The repugs are going to take their football and go home. Oh, wait! The dems own the football now. The repugs just need to go home.
Couldn’t this fake “exit poll” also provide GOP operatives with a handy list of unopened absentee ballots to not only try to disqualify, but to simply deface? A random mark or extra check mark on the envelope could be enough to create a challenge situation where none existed previously — and knowing which ballots were Murphy ballots would narrow this project down considerably.
How can this “exit poll” possibly be legal? Especially since the absentee counts have not yet begun? Why is it legal to ask absentee voters how they voted?

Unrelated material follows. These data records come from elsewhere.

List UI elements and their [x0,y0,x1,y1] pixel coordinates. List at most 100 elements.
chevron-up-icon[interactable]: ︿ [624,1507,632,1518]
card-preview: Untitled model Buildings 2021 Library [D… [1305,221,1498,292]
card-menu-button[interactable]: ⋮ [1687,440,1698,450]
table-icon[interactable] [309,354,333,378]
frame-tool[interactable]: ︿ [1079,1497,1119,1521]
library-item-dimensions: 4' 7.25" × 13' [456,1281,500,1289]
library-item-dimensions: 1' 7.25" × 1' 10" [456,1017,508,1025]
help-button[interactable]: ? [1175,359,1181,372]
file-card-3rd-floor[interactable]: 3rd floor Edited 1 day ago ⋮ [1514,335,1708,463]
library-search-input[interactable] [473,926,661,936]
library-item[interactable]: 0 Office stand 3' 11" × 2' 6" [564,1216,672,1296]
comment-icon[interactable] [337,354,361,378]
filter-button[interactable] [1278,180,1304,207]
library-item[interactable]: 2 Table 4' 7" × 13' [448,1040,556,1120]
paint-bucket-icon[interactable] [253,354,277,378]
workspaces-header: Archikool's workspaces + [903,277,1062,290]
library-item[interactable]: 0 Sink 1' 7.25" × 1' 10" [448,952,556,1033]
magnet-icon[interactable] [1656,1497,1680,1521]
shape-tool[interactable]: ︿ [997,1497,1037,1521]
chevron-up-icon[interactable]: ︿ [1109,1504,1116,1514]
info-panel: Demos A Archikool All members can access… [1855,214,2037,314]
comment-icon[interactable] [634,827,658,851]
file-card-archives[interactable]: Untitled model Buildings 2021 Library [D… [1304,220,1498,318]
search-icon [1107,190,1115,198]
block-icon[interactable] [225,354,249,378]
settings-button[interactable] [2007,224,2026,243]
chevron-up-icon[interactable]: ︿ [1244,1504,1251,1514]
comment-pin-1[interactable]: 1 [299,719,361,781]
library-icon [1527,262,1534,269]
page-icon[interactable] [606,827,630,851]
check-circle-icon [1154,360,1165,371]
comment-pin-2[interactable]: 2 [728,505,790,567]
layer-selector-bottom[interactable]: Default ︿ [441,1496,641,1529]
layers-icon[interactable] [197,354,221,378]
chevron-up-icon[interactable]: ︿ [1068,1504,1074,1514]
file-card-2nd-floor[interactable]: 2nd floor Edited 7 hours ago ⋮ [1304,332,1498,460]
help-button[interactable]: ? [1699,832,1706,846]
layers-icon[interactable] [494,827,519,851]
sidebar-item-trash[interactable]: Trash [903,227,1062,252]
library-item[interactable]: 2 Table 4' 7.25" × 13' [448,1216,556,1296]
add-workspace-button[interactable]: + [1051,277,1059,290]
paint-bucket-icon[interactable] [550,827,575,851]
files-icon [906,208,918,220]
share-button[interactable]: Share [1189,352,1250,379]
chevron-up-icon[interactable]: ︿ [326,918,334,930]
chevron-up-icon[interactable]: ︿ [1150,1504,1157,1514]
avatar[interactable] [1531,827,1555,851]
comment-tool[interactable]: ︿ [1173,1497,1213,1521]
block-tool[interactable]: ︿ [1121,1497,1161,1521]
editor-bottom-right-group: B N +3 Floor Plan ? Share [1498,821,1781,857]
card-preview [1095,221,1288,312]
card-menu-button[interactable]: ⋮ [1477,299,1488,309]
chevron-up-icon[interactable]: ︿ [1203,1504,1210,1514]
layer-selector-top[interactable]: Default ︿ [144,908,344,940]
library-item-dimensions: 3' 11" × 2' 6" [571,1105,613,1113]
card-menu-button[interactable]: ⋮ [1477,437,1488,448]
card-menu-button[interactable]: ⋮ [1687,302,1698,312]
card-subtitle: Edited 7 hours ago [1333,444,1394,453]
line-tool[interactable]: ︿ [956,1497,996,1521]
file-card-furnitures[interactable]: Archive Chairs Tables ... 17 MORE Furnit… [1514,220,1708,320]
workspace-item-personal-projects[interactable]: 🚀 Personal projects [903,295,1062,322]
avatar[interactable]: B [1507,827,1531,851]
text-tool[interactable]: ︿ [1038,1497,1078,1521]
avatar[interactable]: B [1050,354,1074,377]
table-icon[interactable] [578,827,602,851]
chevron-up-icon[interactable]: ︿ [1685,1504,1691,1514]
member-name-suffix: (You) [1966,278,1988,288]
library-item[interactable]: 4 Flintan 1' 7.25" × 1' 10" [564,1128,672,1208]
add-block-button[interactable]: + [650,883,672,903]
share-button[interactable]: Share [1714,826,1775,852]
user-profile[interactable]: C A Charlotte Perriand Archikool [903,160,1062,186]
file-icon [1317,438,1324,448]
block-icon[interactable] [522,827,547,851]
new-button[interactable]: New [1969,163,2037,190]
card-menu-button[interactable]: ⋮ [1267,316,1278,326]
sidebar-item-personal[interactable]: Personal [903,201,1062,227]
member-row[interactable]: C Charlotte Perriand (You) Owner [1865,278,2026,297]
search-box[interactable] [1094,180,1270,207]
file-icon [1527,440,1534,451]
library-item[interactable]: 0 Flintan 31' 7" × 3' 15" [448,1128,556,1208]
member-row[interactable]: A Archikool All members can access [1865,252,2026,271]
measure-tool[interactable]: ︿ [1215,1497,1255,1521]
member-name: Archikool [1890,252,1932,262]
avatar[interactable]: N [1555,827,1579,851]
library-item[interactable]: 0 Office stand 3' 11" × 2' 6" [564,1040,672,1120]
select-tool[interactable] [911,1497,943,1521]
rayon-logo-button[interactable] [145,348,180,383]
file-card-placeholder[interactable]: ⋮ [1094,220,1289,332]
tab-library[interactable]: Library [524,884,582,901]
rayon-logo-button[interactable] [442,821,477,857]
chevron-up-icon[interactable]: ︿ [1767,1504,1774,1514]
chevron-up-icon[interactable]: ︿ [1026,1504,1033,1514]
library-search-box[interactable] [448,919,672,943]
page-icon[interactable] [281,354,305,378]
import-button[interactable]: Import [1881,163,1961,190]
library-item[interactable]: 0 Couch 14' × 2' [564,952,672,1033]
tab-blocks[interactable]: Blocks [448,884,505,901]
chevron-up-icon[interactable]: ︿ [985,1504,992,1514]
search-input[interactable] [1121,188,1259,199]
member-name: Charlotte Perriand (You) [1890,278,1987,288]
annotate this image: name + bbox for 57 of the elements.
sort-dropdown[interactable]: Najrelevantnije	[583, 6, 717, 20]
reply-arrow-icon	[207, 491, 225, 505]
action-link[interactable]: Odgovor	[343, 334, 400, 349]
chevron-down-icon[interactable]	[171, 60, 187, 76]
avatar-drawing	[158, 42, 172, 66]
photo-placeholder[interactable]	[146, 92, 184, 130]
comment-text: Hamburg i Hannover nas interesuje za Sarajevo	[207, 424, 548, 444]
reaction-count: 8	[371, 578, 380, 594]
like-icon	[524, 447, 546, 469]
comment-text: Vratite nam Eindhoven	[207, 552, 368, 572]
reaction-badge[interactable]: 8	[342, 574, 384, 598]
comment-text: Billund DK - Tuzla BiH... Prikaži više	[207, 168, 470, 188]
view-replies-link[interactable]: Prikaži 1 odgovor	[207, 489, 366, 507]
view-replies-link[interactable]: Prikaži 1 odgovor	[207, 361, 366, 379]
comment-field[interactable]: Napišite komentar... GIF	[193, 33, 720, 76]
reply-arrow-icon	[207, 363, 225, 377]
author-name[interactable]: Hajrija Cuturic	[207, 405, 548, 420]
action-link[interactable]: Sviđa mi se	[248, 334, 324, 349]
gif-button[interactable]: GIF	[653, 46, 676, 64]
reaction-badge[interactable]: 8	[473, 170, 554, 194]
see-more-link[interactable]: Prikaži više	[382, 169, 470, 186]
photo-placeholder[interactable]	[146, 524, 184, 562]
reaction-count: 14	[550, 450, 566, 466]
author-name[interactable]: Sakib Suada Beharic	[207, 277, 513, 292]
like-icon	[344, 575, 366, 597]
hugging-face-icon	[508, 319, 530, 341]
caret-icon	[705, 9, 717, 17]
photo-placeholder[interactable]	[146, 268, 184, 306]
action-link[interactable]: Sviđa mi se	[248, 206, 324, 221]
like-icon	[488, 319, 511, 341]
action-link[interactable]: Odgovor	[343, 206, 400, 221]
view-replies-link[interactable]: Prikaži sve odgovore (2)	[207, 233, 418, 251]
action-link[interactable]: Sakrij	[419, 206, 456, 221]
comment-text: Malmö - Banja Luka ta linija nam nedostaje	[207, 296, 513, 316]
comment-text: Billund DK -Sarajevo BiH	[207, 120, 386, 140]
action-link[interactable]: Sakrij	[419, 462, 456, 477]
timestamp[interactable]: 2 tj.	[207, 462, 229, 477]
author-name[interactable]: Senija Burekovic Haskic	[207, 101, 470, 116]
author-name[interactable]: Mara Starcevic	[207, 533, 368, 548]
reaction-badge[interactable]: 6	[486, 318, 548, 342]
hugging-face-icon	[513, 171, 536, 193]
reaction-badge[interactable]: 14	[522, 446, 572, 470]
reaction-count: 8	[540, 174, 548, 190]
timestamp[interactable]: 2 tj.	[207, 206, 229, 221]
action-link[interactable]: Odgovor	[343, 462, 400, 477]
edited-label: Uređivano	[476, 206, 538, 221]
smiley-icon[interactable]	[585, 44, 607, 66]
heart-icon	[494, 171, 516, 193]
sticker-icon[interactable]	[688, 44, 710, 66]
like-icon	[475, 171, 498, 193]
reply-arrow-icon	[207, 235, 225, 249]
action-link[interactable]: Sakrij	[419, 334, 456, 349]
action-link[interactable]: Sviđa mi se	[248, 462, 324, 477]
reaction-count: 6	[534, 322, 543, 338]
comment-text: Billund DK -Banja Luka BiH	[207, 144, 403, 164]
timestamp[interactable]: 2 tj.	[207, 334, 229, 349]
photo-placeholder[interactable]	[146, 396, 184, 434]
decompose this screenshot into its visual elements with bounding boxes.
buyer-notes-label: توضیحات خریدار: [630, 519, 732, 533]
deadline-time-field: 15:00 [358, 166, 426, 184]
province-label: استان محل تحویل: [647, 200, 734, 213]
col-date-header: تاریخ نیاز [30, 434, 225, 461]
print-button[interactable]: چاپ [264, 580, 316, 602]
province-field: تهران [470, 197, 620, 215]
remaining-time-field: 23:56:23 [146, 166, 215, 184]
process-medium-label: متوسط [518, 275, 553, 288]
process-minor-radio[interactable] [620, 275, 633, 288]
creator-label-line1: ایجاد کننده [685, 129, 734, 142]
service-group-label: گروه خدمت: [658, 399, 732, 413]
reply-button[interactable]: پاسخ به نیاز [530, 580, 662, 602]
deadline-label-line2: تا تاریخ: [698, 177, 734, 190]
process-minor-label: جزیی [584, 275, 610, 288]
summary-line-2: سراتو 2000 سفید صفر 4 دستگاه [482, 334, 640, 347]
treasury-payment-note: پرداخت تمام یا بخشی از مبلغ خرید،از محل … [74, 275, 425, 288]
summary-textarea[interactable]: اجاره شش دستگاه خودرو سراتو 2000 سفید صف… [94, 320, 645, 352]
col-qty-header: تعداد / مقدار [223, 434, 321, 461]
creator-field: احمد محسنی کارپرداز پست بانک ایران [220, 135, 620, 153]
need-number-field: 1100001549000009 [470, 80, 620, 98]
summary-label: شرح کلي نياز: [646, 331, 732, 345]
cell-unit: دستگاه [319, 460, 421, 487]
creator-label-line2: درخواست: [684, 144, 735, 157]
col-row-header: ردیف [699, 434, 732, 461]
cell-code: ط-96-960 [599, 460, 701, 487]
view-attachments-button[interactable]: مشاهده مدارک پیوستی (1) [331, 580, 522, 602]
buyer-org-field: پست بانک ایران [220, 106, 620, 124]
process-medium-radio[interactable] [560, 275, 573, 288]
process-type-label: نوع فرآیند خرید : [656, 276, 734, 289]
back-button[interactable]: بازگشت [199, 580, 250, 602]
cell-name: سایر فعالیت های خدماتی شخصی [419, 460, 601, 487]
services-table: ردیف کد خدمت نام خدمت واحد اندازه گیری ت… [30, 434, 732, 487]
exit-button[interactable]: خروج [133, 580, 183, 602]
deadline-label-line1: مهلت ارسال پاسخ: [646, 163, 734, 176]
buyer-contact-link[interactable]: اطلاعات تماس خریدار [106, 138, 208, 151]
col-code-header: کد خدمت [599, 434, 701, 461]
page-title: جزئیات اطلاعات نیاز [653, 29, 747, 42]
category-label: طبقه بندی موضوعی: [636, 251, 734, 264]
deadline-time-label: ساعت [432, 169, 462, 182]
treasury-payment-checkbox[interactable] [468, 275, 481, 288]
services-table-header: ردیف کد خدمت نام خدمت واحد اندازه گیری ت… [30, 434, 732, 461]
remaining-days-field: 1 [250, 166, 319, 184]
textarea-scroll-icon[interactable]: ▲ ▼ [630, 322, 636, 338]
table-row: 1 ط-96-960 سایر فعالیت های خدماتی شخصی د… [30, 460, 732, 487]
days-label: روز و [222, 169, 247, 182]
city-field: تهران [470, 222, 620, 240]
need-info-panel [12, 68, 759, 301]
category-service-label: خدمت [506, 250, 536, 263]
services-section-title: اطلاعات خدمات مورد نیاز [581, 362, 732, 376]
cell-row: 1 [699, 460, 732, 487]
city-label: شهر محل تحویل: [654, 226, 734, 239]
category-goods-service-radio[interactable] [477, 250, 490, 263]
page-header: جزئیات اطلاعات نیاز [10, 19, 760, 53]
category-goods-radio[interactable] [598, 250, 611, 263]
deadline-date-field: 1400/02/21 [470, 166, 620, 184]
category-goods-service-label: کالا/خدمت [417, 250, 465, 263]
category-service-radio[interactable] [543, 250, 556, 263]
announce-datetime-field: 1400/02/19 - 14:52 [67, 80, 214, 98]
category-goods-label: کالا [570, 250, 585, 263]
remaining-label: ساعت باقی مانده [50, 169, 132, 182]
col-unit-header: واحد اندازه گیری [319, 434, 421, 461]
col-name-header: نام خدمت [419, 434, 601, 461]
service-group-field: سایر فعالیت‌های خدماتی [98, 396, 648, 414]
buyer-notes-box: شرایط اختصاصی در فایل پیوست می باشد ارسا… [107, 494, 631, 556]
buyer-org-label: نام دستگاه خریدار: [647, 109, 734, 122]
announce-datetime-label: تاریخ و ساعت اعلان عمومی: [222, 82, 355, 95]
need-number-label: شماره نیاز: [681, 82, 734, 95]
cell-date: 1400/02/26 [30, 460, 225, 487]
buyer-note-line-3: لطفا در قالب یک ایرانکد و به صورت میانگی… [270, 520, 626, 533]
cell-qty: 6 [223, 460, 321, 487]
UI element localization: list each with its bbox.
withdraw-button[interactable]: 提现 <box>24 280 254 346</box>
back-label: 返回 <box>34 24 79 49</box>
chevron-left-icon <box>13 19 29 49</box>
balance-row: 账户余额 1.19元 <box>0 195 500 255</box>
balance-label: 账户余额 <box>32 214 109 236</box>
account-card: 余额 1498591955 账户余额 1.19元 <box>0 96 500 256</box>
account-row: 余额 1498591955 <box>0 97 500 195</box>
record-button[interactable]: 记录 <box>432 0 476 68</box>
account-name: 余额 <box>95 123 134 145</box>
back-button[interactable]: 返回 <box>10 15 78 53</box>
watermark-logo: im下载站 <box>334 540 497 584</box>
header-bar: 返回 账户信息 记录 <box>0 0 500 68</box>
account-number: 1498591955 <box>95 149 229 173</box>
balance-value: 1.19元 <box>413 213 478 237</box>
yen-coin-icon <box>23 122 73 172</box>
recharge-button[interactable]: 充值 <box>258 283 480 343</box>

I think, also, that New York is an “excused absence only” absentee ballot state; you must present a valid reason for absentee voting, unlike California where vote-by-mail absentee ballots are becoming the norm. This makes the universe of absentee voters in New York much smaller; voters must have a doctors note or a travel itinerary, if I recall correctly.
In a razor-thin election, every advantage counts, whether legal or not. You can be sure that’s why Roger Stone is onsite.
Another rationale for wanting to hold off counting would be that it is easier to legitimately double-cast ballots once a database exists of those that have already voted in their district. If Tedisco or others had undertaken an effort to obtain absentee ballots and then voted at the precinct on the day of election these double votes might not be as easily identified.
I’m a NYSer and I once voted absentee. I don’t think you need an excuse, or if you do, you just tell ‘em what the problem is over the phone.
Dugg right here — please join me!
Howie Klein has more, too.
I wonder how many seconds after the deadline for overseas ballots they’ll wait before trying to get “military” ballots that aren’t postmarked by the deadline counted, just like in Florida… ‘Cause if you don’t let the military voters break the rules, it means you’re anti-military, of course.
Hot off the press:
Why?
BREAKING… Republicans insist on ballot recount for every election won by Democrats since election of Andrew Jackson in 1828.
Yeah — since Sweeney (Gillibrand’s predecessor) got his second DUI this weekend, shouldn’t we void all the elections he participated in, thus removing Kirsten from the Senate as well?
These GOP arguments are all fantasy, aren’t they?
So helpful that now Republicans want to count every vote.
And they’re still losing.
thanks gregg
passing the info on…..
Thanks to loosehead for her election work.
Because the actual lists of voters in the precincts can only be assessed once the counting starts. If the identification of these voters are delayed, then individuals that may have taken out absentee forms can also be delayed. And then when they have the new ballots come in there would be no list of “Voted + has absentee ballot” already compiled. This makes it difficult for a double-vote to be challenged, since the frame of time narrows to check the absentee to precinct voters. There is greater room for error.
Something similar happened in Minnesota. Franken had challenged a large number of absentees that Coleman wanted included. Most of these turned out, upon examination of the actual voter rolls, to be voters who had voted in person AND by absentee ballot.